London is in a particular problem because there are so many hospitals in London. If you are the government, you think some of them have to go because they are too expensive and we can’t afford them all. But if you are campaigners like we are in Lewisham, we don’t see it like that, we think the clinical effect of the changes have to be studies in each area. You can’t just base changes on the finance, you have to make changes on the bases of what is good for the patients.
Why does the government want to close the Lewisham hospital?
In the recent past, in the next boroughs there had been three failing hospitals. About 6 years ago they put them all together. So now there was a very big hospital which was failing.
The solution that the government came out with was to sacrifice Lewisham hospital to save the other hospital, which is unfair and is not good for patients in Lewisham nor for other hospitals in SE London.
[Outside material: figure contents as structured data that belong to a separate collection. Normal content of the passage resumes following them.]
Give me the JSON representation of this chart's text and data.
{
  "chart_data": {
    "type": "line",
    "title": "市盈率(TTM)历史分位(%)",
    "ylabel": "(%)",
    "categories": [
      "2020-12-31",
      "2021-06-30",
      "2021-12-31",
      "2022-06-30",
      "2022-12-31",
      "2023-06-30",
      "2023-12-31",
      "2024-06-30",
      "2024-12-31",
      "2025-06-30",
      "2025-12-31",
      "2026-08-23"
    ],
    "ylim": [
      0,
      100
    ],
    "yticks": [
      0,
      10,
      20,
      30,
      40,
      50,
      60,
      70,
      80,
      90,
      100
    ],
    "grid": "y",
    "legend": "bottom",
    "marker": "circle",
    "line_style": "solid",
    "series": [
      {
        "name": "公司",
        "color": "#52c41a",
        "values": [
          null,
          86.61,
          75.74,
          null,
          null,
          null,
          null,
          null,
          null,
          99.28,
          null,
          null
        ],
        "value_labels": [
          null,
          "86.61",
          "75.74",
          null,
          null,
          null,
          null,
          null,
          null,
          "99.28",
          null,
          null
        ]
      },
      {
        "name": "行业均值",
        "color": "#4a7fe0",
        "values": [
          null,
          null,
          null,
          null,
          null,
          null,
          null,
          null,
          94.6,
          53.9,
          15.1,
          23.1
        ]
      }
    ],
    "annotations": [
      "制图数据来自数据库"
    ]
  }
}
Why was that hospital not was profitable?
Because of the Private Finance Initiative (PFI), among other reasons. Very many hospitals have used this to build new buildings, but it is like buying a house or buying a mortgage.
You pay a company to lend you money and then you have to pay them back over 20 or 30 years.
The arrangements with these companies were so bad, that it has taken enormous amount of money out of the NHS. So this big hospital next to Lewisham has a very large PFI debt and it will never and ever pay back unless the government pays it off.
There were other failings too. Poor clinical care and poor financial management, apart from the problems of PFI.
Is there any other leitmotiv to do these big changes in the public service?
The main interest is to sell of the public service to corporate companies across the world.
That is the main interest that this coalition government has.
How is the Lewisham Campaign going?
In Lewisham there were some bits of luck. The council is co-terminous with the CCG and both council and CCG are very angry about this threat to the hospital.
Also we are very well supported by the local community and our MPs who also has been very supportively for the campaign. There is also a lot of history political activism in London, but in South East London we have created an enormous amount of energy. We have an excellent chair and we have wonderful skills in the community, including an excellent press team.
Immigration affects to the NHS?
The problem with the NHS has absolutely nothing to do with immigrants at all. In moral terms, it is completely unacceptable in a socialized health service to be adding charges particularly to people who don’t have jobs.
What is with the future for the NHS?
This government is on track to sell the NHS to private corporations. They have totally rewritten the NHS arrangements. So it is like a huge private experiment and we don’t really know how it is going to end. I predict that in a year or so GPs will walk out of the arrangements they have and it will be a very complicated disaster. Unfortunately the patients will suffer a lot. If the Tories or the coalition stay in power after 2015 I think the NHS will become history.